Французские депутаты были возмущены поступком своего правительства. Справедливости ради, надо заметить, что многие государственные и военные деятели оказывали поддержку Врангелю. Французские корабли, проплывая мимо его яхты, отдавали положенные в таких случаях морские почести. Своё восхищение выразил Петру Николаевичу командующий английскими оккупационными войсками генерал Харрингтон, ставший его другом. Поддерживал Белого Главнокомандующего и верховный комиссар США адмирал Бристоль.

15-го октября 1921-го года итальянский фрегат «Адрия» протаранил яхту «Лукулл» ровно посередине, где была каюта Врангеля. Однако, покушение не удалось, и Пётр Николаевич вновь чудом избежал гибели: буквально за минуту до трагедии барон с женой сошли на берег.

Французы не дали Врангелю никакого транспорта, лишив его возможности посещать войска, и генерал оказался в российском посольстве практически в положении арестанта. Между тем, Советы гарантировали амнистию белым в случае возвращения, если приказ об оном отдаст сам Врангель. Французы потребовали отдать такой приказ и пригрозили русскому Главнокомандующему арестом. Когда на другой день, французский представитель, придя за ответом, беседовал с послом, вошёл Врангель и невозмутимо обратился к последнему:

- Извините за беспокойство, г-н посол, но я должен показать конвою, где установить пулемёты, - ходят слухи, что определённые зарубежные круги вынашивают заговор против главнокомандующего.

С этими словами барон вышел. Разумеется, ни оружия, ни конвоя у него не было, но одного эффекта оказалось достаточно, чтобы французы отказались от своих замыслов.

Среди русских войск уже вынашивался план захвата Константинополя, но, по счастью, в это время завершились переговоры генерала Шатилова с руководством Болгарии и Югославии. Эти страны согласились принять у себя Русскую Армию.

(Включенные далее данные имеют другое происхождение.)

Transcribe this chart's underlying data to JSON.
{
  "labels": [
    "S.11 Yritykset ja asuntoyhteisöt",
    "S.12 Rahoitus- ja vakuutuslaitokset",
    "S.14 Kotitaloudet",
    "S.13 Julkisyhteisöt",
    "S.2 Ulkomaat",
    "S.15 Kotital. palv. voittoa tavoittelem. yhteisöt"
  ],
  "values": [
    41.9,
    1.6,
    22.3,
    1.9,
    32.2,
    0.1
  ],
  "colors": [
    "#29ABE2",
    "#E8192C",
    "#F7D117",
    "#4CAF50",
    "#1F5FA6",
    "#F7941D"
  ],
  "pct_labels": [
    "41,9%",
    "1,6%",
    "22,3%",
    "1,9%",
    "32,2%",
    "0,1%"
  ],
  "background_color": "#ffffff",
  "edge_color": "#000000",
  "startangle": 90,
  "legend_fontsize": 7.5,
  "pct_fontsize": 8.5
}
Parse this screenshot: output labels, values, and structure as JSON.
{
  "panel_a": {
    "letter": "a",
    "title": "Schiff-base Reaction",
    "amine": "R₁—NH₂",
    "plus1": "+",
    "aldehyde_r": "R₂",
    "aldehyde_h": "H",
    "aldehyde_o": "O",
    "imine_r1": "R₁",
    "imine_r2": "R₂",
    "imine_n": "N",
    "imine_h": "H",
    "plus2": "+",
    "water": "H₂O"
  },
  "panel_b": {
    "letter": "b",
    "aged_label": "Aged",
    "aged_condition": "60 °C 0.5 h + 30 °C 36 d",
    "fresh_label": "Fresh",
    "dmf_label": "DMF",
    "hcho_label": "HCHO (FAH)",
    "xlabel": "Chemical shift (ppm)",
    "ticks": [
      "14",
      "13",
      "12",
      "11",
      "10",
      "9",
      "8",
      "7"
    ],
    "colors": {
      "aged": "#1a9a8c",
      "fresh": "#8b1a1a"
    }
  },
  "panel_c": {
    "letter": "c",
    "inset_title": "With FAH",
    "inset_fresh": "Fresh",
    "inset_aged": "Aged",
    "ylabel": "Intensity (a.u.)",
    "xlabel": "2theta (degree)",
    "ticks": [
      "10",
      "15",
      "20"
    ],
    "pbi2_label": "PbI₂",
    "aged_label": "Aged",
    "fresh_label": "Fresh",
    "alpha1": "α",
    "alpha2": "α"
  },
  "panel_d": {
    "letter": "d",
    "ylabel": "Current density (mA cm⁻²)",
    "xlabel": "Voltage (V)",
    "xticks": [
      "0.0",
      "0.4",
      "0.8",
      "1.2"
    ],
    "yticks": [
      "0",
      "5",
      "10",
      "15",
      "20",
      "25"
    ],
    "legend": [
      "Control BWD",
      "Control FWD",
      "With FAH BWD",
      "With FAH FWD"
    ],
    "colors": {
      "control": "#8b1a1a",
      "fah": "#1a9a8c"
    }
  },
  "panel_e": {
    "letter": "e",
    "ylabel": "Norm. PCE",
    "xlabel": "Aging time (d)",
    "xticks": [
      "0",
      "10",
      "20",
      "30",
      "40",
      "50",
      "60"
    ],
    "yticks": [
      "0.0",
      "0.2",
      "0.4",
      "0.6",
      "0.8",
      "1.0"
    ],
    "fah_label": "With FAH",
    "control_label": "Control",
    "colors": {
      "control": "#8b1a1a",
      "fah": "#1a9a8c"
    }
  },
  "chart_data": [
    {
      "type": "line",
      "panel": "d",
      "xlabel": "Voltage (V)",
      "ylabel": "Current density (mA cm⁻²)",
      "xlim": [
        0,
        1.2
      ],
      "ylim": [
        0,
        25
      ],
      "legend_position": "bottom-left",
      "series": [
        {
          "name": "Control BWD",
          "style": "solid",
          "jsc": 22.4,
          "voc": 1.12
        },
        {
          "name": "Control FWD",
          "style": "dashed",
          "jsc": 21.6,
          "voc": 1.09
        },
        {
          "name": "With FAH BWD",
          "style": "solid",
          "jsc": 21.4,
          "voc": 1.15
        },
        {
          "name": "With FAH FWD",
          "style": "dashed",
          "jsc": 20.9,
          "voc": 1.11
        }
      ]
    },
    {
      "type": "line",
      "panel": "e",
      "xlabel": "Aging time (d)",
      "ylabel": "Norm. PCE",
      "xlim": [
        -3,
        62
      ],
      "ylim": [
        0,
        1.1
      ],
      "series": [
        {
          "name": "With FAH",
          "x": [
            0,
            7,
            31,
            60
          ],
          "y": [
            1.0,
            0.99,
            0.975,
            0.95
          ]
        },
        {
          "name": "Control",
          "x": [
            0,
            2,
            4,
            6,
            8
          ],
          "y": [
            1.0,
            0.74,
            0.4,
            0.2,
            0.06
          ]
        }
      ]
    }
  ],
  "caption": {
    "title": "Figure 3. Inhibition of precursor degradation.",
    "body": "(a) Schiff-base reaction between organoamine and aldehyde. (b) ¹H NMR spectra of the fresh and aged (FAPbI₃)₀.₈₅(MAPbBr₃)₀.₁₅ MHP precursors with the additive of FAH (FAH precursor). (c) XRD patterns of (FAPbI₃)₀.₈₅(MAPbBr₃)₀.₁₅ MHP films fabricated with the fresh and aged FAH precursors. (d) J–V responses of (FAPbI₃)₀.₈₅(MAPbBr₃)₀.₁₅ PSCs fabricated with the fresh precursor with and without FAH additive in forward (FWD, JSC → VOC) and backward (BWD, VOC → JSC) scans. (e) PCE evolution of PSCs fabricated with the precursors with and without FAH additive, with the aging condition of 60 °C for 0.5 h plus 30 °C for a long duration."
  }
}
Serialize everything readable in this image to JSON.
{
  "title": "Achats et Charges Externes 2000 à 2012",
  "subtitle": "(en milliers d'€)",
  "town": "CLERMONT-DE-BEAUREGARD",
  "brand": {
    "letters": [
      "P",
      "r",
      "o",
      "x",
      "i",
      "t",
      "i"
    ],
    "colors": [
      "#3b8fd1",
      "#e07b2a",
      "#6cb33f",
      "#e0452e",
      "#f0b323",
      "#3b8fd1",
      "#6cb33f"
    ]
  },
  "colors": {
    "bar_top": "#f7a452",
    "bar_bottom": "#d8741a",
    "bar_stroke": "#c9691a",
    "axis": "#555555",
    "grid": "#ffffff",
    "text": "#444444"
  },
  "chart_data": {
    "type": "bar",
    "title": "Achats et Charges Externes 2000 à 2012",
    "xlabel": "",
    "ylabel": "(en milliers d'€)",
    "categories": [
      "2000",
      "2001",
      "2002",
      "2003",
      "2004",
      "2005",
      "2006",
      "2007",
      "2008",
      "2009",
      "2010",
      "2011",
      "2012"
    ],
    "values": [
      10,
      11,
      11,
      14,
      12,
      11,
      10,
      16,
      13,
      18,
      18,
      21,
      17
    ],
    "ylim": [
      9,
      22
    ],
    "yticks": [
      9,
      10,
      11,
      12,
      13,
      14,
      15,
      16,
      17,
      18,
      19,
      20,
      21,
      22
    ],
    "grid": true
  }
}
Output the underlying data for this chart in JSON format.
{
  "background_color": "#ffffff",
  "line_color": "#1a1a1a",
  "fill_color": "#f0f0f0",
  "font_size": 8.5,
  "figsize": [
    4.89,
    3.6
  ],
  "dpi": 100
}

Оказавшись в изгнании, супруга генерала Врангеля, Ольга Михайловна, посвятила себя заботе о беженцах. Сергей Палеолог вспоминал, что в Константинополе, среди беженцев только и слышно было: «Вы не видели Ольгу Михайловну?..», «Ольга Михайловна поможет… напишет… скажет… сделает…». «Никто не мог с таким искренним участием поговорить с простым казаком, солдатом, офицером, ставшим инвалидом, с безутешными матерями и вдовами, как это делала она», - писал Палеолог. Ольга Михайловна помогала всем, и делала это всегда доброжелательно, без суеты.

Её стараниями были организованы два туберкулёзных санатория в Болгарии и Югославии. Добывать средства на них Ольга Михайловна ездила в Америку. Деньги на это путешествие баронессе, которой едва хватало на поездку в Бельгию с детьми 3-м классом, дал Феликс Юсупов. Новый свет она исколесила вдоль и поперёк, выступая с речами на благотворительных приёмах, и американские граждане откликались на её призывы и жертвовали значительные суммы.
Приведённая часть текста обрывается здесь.